VR may detect early signs of Alzheimer’s disease, Cambridge study shows

In a new study, researchers found that virtual reality (VR) could help detect navigation problems in early Alzheimer’s disease.

The VR detection is more accurately than ‘gold standard’ cognitive tests currently in use.

The finding suggests that VR could help develop better diagnosis and monitoring tools for Alzheimer’s disease.

The research was conducted by a team from the University of Cambridge.

Previous research has shown that the first symptom of Alzheimer’s is that patients feel they get lost when they go out.

This is because a brain region important for spacial processing called entorhinal cortex is one of the first regions to be damaged in Alzheimer’s disease.

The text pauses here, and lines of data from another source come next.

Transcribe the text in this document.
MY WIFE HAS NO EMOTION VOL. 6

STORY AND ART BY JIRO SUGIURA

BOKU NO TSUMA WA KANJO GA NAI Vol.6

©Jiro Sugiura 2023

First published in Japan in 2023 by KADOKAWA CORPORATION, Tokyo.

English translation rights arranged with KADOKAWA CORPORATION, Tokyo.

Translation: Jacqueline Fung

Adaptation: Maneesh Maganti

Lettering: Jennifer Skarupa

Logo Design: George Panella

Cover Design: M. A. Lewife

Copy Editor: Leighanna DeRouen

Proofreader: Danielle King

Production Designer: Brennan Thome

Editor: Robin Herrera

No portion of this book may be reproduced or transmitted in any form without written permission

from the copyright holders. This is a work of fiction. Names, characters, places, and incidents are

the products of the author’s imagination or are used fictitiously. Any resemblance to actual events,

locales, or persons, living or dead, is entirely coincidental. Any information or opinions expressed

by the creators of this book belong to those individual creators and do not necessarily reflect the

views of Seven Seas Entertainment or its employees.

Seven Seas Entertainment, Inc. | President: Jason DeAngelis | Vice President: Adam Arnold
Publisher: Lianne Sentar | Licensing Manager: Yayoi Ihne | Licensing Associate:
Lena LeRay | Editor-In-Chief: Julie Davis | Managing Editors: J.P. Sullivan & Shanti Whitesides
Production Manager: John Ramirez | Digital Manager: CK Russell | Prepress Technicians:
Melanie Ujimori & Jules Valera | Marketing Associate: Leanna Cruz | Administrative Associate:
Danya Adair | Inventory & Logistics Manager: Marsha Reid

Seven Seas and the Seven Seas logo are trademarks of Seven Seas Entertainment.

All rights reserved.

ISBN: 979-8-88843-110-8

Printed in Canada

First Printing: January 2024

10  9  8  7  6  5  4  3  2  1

But the current the pen-and-paper cognitive tests used in the clinic to diagnose the condition cannot test the navigation problems.

In the current study, the team developed a VR navigation test in patients at risk of developing dementia.

In the test, a patient wears a VR headset and undertakes a test of navigation while walking within a simulated environment.

Successful completion of the task requires good functioning of the entorhinal cortex.

The team tested 45 patients with mild cognitive impairment (MCI). These people had memory impairment, which could be caused by Alzheimer’s or anxiety and even normal aging.

The researchers also recruited 41 age-matched healthy people for comparison.

They found that all of the patients with MCI performed worse on the navigation task than the healthy people.

Some MCI patients also had high cerebrospinal fluid biomarkers (indicating Alzheimer’s), and their performance was worse than MCI patients did not have the biomarkers.

The team also found that the VR navigation task was better at distinguishing between these low and high-risk MCI patients than currently-used tests for the diagnosis of early Alzheimer’s.

The team suggests that a VR test of navigation may be better at detecting early Alzheimer’s disease.

VR may also help clinical studies of future drugs aimed at slowing down, or even halting, the progression of Alzheimer’s disease.

The study is published in the journal Brain.